Textfiles.com has a huge and diverse trove of Under Construction images saved from Geocities sites.

MIDIsite is a very useful search engine designed specifically to find MIDIs. While lamentably, no remotely modern browser aside from Internet Explorer and Opera supports background MIDIs, you can at least find something here to convert to OGG or MP3 for a somewhat era-authentic background tune.

Cyber Vanguard has the most massive collection of 88x31 buttons that I am aware of, weighing in at an astounding 3,182 total buttons as of this writing. If you are unable to create your own buttons, you will surely be able to find something to fulfill your needs here.

Pixabay is a vast repository of copyright-free stock photographs and illustrations that are searchable by tag.
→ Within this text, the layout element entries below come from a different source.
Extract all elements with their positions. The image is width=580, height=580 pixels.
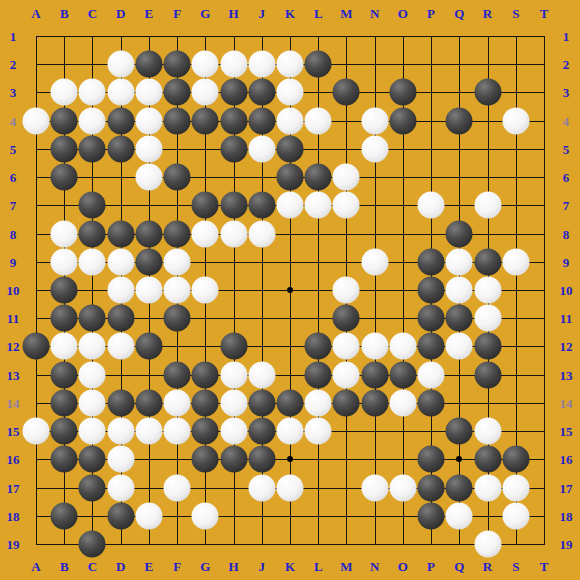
intersection-Q10[interactable]	[445, 276, 473, 304]
intersection-J10[interactable]	[248, 276, 276, 304]
intersection-R16[interactable]	[474, 445, 502, 473]
intersection-Q5[interactable]	[445, 135, 473, 163]
intersection-G11[interactable]	[191, 304, 219, 332]
intersection-F15[interactable]	[163, 417, 191, 445]
intersection-T13[interactable]	[530, 361, 558, 389]
intersection-A8[interactable]	[22, 220, 50, 248]
intersection-Q16[interactable]	[445, 445, 473, 473]
intersection-O8[interactable]	[389, 220, 417, 248]
intersection-C15[interactable]	[78, 417, 106, 445]
intersection-C4[interactable]	[78, 107, 106, 135]
intersection-C13[interactable]	[78, 361, 106, 389]
intersection-A2[interactable]	[22, 50, 50, 78]
intersection-M10[interactable]	[332, 276, 360, 304]
intersection-H8[interactable]	[220, 220, 248, 248]
intersection-G3[interactable]	[191, 78, 219, 106]
intersection-S19[interactable]	[502, 530, 530, 558]
intersection-A6[interactable]	[22, 163, 50, 191]
intersection-H7[interactable]	[220, 191, 248, 219]
intersection-L10[interactable]	[304, 276, 332, 304]
intersection-B18[interactable]	[50, 502, 78, 530]
intersection-G8[interactable]	[191, 220, 219, 248]
intersection-F7[interactable]	[163, 191, 191, 219]
intersection-D16[interactable]	[107, 445, 135, 473]
intersection-B2[interactable]	[50, 50, 78, 78]
intersection-N10[interactable]	[361, 276, 389, 304]
intersection-J9[interactable]	[248, 248, 276, 276]
intersection-E14[interactable]	[135, 389, 163, 417]
intersection-F17[interactable]	[163, 474, 191, 502]
intersection-B14[interactable]	[50, 389, 78, 417]
intersection-O4[interactable]	[389, 107, 417, 135]
intersection-P12[interactable]	[417, 332, 445, 360]
intersection-R3[interactable]	[474, 78, 502, 106]
intersection-M8[interactable]	[332, 220, 360, 248]
intersection-K17[interactable]	[276, 474, 304, 502]
intersection-R4[interactable]	[474, 107, 502, 135]
intersection-D9[interactable]	[107, 248, 135, 276]
intersection-R15[interactable]	[474, 417, 502, 445]
intersection-O15[interactable]	[389, 417, 417, 445]
intersection-T17[interactable]	[530, 474, 558, 502]
intersection-H2[interactable]	[220, 50, 248, 78]
intersection-F12[interactable]	[163, 332, 191, 360]
intersection-M18[interactable]	[332, 502, 360, 530]
intersection-J12[interactable]	[248, 332, 276, 360]
intersection-K11[interactable]	[276, 304, 304, 332]
intersection-L16[interactable]	[304, 445, 332, 473]
intersection-T15[interactable]	[530, 417, 558, 445]
intersection-A11[interactable]	[22, 304, 50, 332]
intersection-O2[interactable]	[389, 50, 417, 78]
intersection-A5[interactable]	[22, 135, 50, 163]
intersection-P16[interactable]	[417, 445, 445, 473]
intersection-L4[interactable]	[304, 107, 332, 135]
intersection-G6[interactable]	[191, 163, 219, 191]
intersection-F18[interactable]	[163, 502, 191, 530]
intersection-K4[interactable]	[276, 107, 304, 135]
intersection-Q1[interactable]	[445, 22, 473, 50]
intersection-Q11[interactable]	[445, 304, 473, 332]
intersection-R17[interactable]	[474, 474, 502, 502]
intersection-K1[interactable]	[276, 22, 304, 50]
intersection-G18[interactable]	[191, 502, 219, 530]
intersection-L17[interactable]	[304, 474, 332, 502]
intersection-C3[interactable]	[78, 78, 106, 106]
intersection-A16[interactable]	[22, 445, 50, 473]
intersection-K18[interactable]	[276, 502, 304, 530]
intersection-E6[interactable]	[135, 163, 163, 191]
intersection-Q12[interactable]	[445, 332, 473, 360]
intersection-P5[interactable]	[417, 135, 445, 163]
intersection-C12[interactable]	[78, 332, 106, 360]
intersection-T19[interactable]	[530, 530, 558, 558]
intersection-R19[interactable]	[474, 530, 502, 558]
intersection-M5[interactable]	[332, 135, 360, 163]
intersection-A17[interactable]	[22, 474, 50, 502]
intersection-O9[interactable]	[389, 248, 417, 276]
intersection-K5[interactable]	[276, 135, 304, 163]
intersection-E13[interactable]	[135, 361, 163, 389]
intersection-J5[interactable]	[248, 135, 276, 163]
intersection-L14[interactable]	[304, 389, 332, 417]
intersection-N6[interactable]	[361, 163, 389, 191]
intersection-J3[interactable]	[248, 78, 276, 106]
intersection-P14[interactable]	[417, 389, 445, 417]
intersection-C16[interactable]	[78, 445, 106, 473]
intersection-O19[interactable]	[389, 530, 417, 558]
intersection-R6[interactable]	[474, 163, 502, 191]
intersection-F2[interactable]	[163, 50, 191, 78]
intersection-N9[interactable]	[361, 248, 389, 276]
intersection-D18[interactable]	[107, 502, 135, 530]
intersection-F11[interactable]	[163, 304, 191, 332]
intersection-B5[interactable]	[50, 135, 78, 163]
intersection-D2[interactable]	[107, 50, 135, 78]
intersection-R13[interactable]	[474, 361, 502, 389]
intersection-H12[interactable]	[220, 332, 248, 360]
intersection-Q4[interactable]	[445, 107, 473, 135]
intersection-R14[interactable]	[474, 389, 502, 417]
intersection-P6[interactable]	[417, 163, 445, 191]
intersection-K7[interactable]	[276, 191, 304, 219]
intersection-B1[interactable]	[50, 22, 78, 50]
intersection-B8[interactable]	[50, 220, 78, 248]
intersection-N3[interactable]	[361, 78, 389, 106]
intersection-R5[interactable]	[474, 135, 502, 163]
intersection-J13[interactable]	[248, 361, 276, 389]
intersection-P18[interactable]	[417, 502, 445, 530]
intersection-H4[interactable]	[220, 107, 248, 135]
intersection-C18[interactable]	[78, 502, 106, 530]
intersection-M11[interactable]	[332, 304, 360, 332]
intersection-C10[interactable]	[78, 276, 106, 304]
intersection-L15[interactable]	[304, 417, 332, 445]
intersection-H17[interactable]	[220, 474, 248, 502]
intersection-J14[interactable]	[248, 389, 276, 417]
intersection-D10[interactable]	[107, 276, 135, 304]
intersection-M14[interactable]	[332, 389, 360, 417]
intersection-F9[interactable]	[163, 248, 191, 276]
intersection-E5[interactable]	[135, 135, 163, 163]
intersection-M6[interactable]	[332, 163, 360, 191]
intersection-N19[interactable]	[361, 530, 389, 558]
intersection-L5[interactable]	[304, 135, 332, 163]
intersection-H16[interactable]	[220, 445, 248, 473]
intersection-Q7[interactable]	[445, 191, 473, 219]
intersection-S4[interactable]	[502, 107, 530, 135]
intersection-F13[interactable]	[163, 361, 191, 389]
intersection-B7[interactable]	[50, 191, 78, 219]
intersection-B9[interactable]	[50, 248, 78, 276]
intersection-D3[interactable]	[107, 78, 135, 106]
intersection-Q8[interactable]	[445, 220, 473, 248]
intersection-G12[interactable]	[191, 332, 219, 360]
intersection-K14[interactable]	[276, 389, 304, 417]
intersection-O16[interactable]	[389, 445, 417, 473]
intersection-N18[interactable]	[361, 502, 389, 530]
intersection-M2[interactable]	[332, 50, 360, 78]
intersection-M7[interactable]	[332, 191, 360, 219]
intersection-S7[interactable]	[502, 191, 530, 219]
intersection-F6[interactable]	[163, 163, 191, 191]
intersection-F4[interactable]	[163, 107, 191, 135]
intersection-T12[interactable]	[530, 332, 558, 360]
intersection-P3[interactable]	[417, 78, 445, 106]
intersection-Q9[interactable]	[445, 248, 473, 276]
intersection-B15[interactable]	[50, 417, 78, 445]
intersection-Q13[interactable]	[445, 361, 473, 389]
intersection-E11[interactable]	[135, 304, 163, 332]
intersection-L6[interactable]	[304, 163, 332, 191]
intersection-N7[interactable]	[361, 191, 389, 219]
intersection-B19[interactable]	[50, 530, 78, 558]
intersection-B3[interactable]	[50, 78, 78, 106]
intersection-L19[interactable]	[304, 530, 332, 558]
intersection-L8[interactable]	[304, 220, 332, 248]
intersection-R1[interactable]	[474, 22, 502, 50]
intersection-J15[interactable]	[248, 417, 276, 445]
intersection-G19[interactable]	[191, 530, 219, 558]
intersection-N4[interactable]	[361, 107, 389, 135]
intersection-M19[interactable]	[332, 530, 360, 558]
intersection-H11[interactable]	[220, 304, 248, 332]
intersection-T5[interactable]	[530, 135, 558, 163]
intersection-J18[interactable]	[248, 502, 276, 530]
intersection-F16[interactable]	[163, 445, 191, 473]
intersection-J1[interactable]	[248, 22, 276, 50]
intersection-O13[interactable]	[389, 361, 417, 389]
intersection-P1[interactable]	[417, 22, 445, 50]
intersection-B16[interactable]	[50, 445, 78, 473]
intersection-H19[interactable]	[220, 530, 248, 558]
intersection-A10[interactable]	[22, 276, 50, 304]
intersection-N15[interactable]	[361, 417, 389, 445]
intersection-F14[interactable]	[163, 389, 191, 417]
intersection-C5[interactable]	[78, 135, 106, 163]
intersection-G13[interactable]	[191, 361, 219, 389]
intersection-C1[interactable]	[78, 22, 106, 50]
intersection-M13[interactable]	[332, 361, 360, 389]
intersection-H9[interactable]	[220, 248, 248, 276]
intersection-T1[interactable]	[530, 22, 558, 50]
intersection-C19[interactable]	[78, 530, 106, 558]
intersection-B11[interactable]	[50, 304, 78, 332]
intersection-M3[interactable]	[332, 78, 360, 106]
intersection-S6[interactable]	[502, 163, 530, 191]
intersection-Q19[interactable]	[445, 530, 473, 558]
intersection-J8[interactable]	[248, 220, 276, 248]
intersection-D5[interactable]	[107, 135, 135, 163]
intersection-D6[interactable]	[107, 163, 135, 191]
intersection-M1[interactable]	[332, 22, 360, 50]
intersection-O14[interactable]	[389, 389, 417, 417]
intersection-H13[interactable]	[220, 361, 248, 389]
intersection-K9[interactable]	[276, 248, 304, 276]
intersection-S1[interactable]	[502, 22, 530, 50]
intersection-M16[interactable]	[332, 445, 360, 473]
intersection-L13[interactable]	[304, 361, 332, 389]
intersection-S16[interactable]	[502, 445, 530, 473]
intersection-G16[interactable]	[191, 445, 219, 473]
intersection-J19[interactable]	[248, 530, 276, 558]
intersection-E15[interactable]	[135, 417, 163, 445]
intersection-A18[interactable]	[22, 502, 50, 530]
intersection-P9[interactable]	[417, 248, 445, 276]
intersection-T4[interactable]	[530, 107, 558, 135]
intersection-F10[interactable]	[163, 276, 191, 304]
intersection-T3[interactable]	[530, 78, 558, 106]
intersection-T14[interactable]	[530, 389, 558, 417]
intersection-N17[interactable]	[361, 474, 389, 502]
intersection-O17[interactable]	[389, 474, 417, 502]
intersection-R12[interactable]	[474, 332, 502, 360]
intersection-S12[interactable]	[502, 332, 530, 360]
intersection-H1[interactable]	[220, 22, 248, 50]
intersection-L7[interactable]	[304, 191, 332, 219]
intersection-H10[interactable]	[220, 276, 248, 304]
intersection-H15[interactable]	[220, 417, 248, 445]
intersection-G14[interactable]	[191, 389, 219, 417]
intersection-J2[interactable]	[248, 50, 276, 78]
intersection-C2[interactable]	[78, 50, 106, 78]
intersection-R18[interactable]	[474, 502, 502, 530]
intersection-R11[interactable]	[474, 304, 502, 332]
intersection-G10[interactable]	[191, 276, 219, 304]
intersection-B6[interactable]	[50, 163, 78, 191]
intersection-K15[interactable]	[276, 417, 304, 445]
intersection-B4[interactable]	[50, 107, 78, 135]
intersection-P2[interactable]	[417, 50, 445, 78]
intersection-O11[interactable]	[389, 304, 417, 332]
intersection-O5[interactable]	[389, 135, 417, 163]
intersection-N5[interactable]	[361, 135, 389, 163]
intersection-G4[interactable]	[191, 107, 219, 135]
intersection-T11[interactable]	[530, 304, 558, 332]
intersection-P7[interactable]	[417, 191, 445, 219]
intersection-J16[interactable]	[248, 445, 276, 473]
intersection-L18[interactable]	[304, 502, 332, 530]
intersection-D7[interactable]	[107, 191, 135, 219]
intersection-G1[interactable]	[191, 22, 219, 50]
intersection-K13[interactable]	[276, 361, 304, 389]
intersection-S11[interactable]	[502, 304, 530, 332]
intersection-A12[interactable]	[22, 332, 50, 360]
intersection-E1[interactable]	[135, 22, 163, 50]
intersection-D17[interactable]	[107, 474, 135, 502]
intersection-O12[interactable]	[389, 332, 417, 360]
intersection-A4[interactable]	[22, 107, 50, 135]
intersection-A7[interactable]	[22, 191, 50, 219]
intersection-M17[interactable]	[332, 474, 360, 502]
intersection-J6[interactable]	[248, 163, 276, 191]
intersection-Q3[interactable]	[445, 78, 473, 106]
intersection-O6[interactable]	[389, 163, 417, 191]
intersection-E7[interactable]	[135, 191, 163, 219]
intersection-N1[interactable]	[361, 22, 389, 50]
intersection-H3[interactable]	[220, 78, 248, 106]
intersection-L11[interactable]	[304, 304, 332, 332]
intersection-E3[interactable]	[135, 78, 163, 106]
intersection-P17[interactable]	[417, 474, 445, 502]
intersection-E17[interactable]	[135, 474, 163, 502]
intersection-D8[interactable]	[107, 220, 135, 248]
intersection-H14[interactable]	[220, 389, 248, 417]
intersection-B12[interactable]	[50, 332, 78, 360]
intersection-C17[interactable]	[78, 474, 106, 502]
intersection-K6[interactable]	[276, 163, 304, 191]
intersection-Q18[interactable]	[445, 502, 473, 530]
intersection-G2[interactable]	[191, 50, 219, 78]
intersection-D11[interactable]	[107, 304, 135, 332]
intersection-B17[interactable]	[50, 474, 78, 502]
intersection-R9[interactable]	[474, 248, 502, 276]
intersection-G17[interactable]	[191, 474, 219, 502]
intersection-S10[interactable]	[502, 276, 530, 304]
intersection-J11[interactable]	[248, 304, 276, 332]
intersection-O1[interactable]	[389, 22, 417, 50]
intersection-S2[interactable]	[502, 50, 530, 78]
intersection-J4[interactable]	[248, 107, 276, 135]
intersection-O10[interactable]	[389, 276, 417, 304]
intersection-B10[interactable]	[50, 276, 78, 304]
intersection-J7[interactable]	[248, 191, 276, 219]
intersection-S18[interactable]	[502, 502, 530, 530]
intersection-N11[interactable]	[361, 304, 389, 332]
intersection-N2[interactable]	[361, 50, 389, 78]
intersection-N8[interactable]	[361, 220, 389, 248]
intersection-L3[interactable]	[304, 78, 332, 106]
intersection-M12[interactable]	[332, 332, 360, 360]
intersection-Q15[interactable]	[445, 417, 473, 445]
intersection-D12[interactable]	[107, 332, 135, 360]
intersection-L9[interactable]	[304, 248, 332, 276]
intersection-K10[interactable]	[276, 276, 304, 304]
intersection-Q17[interactable]	[445, 474, 473, 502]
intersection-K2[interactable]	[276, 50, 304, 78]
intersection-E19[interactable]	[135, 530, 163, 558]
intersection-K8[interactable]	[276, 220, 304, 248]
intersection-M9[interactable]	[332, 248, 360, 276]
intersection-F1[interactable]	[163, 22, 191, 50]
intersection-J17[interactable]	[248, 474, 276, 502]
intersection-T16[interactable]	[530, 445, 558, 473]
intersection-O18[interactable]	[389, 502, 417, 530]
intersection-C9[interactable]	[78, 248, 106, 276]
intersection-E4[interactable]	[135, 107, 163, 135]
intersection-C14[interactable]	[78, 389, 106, 417]
intersection-C6[interactable]	[78, 163, 106, 191]
intersection-C8[interactable]	[78, 220, 106, 248]
intersection-H6[interactable]	[220, 163, 248, 191]
intersection-Q6[interactable]	[445, 163, 473, 191]
intersection-P19[interactable]	[417, 530, 445, 558]
intersection-K19[interactable]	[276, 530, 304, 558]
intersection-E2[interactable]	[135, 50, 163, 78]
intersection-A19[interactable]	[22, 530, 50, 558]
intersection-G15[interactable]	[191, 417, 219, 445]
intersection-K16[interactable]	[276, 445, 304, 473]
intersection-D4[interactable]	[107, 107, 135, 135]
intersection-L12[interactable]	[304, 332, 332, 360]
intersection-F3[interactable]	[163, 78, 191, 106]
intersection-A14[interactable]	[22, 389, 50, 417]
intersection-Q2[interactable]	[445, 50, 473, 78]
intersection-T10[interactable]	[530, 276, 558, 304]
intersection-B13[interactable]	[50, 361, 78, 389]
intersection-S14[interactable]	[502, 389, 530, 417]
intersection-A13[interactable]	[22, 361, 50, 389]
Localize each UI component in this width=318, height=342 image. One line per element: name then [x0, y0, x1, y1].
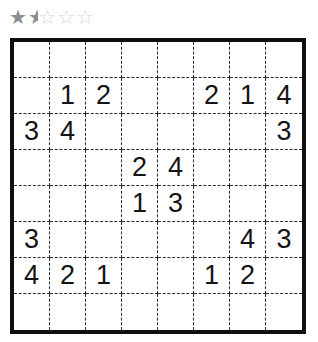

There are programs designed to extract resources from older video games, which can be used for websites. XWE is the one I used for the assets on the Castle of Doom. Keengraph appears to be the Commander Keen equivalent.


Miscellaneous

While there are a plethora of high quality websites out there that are dedicated to a single topic, I do not personally recommend limiting oneself. The nice thing about having a website that focuses on a myriad of topics, is that you are rarely lacking in content to create. If anything, I find myself having the opposite problem - as I write this, I have in my head an article about alternatives to big technology platforms and programs, a forthcoming new website section, a Babel article about Kemetic deities and their relevance in the modern world (namely Apep), and two Dragon Ball Super fanfictions.

I see a lot of younger folks (and clueless older folks) here championing the proprietary and spyware-riddled chat platform Discord. As Spyware Watchdog here on Neocities explained, Discord is a centralised spyware platform that tracks and logs everything that its users do. We already have (and have had for decades) a free and decentralised alternative in the form of IRC. Anyone championing the ways of the old Web while trumpeting discord is misinformed at best and a charlatan at worst. I plan to return to IRC full time myself after I get my Linux server online again, and will update the Wildcat Den with that contact information once I'm back.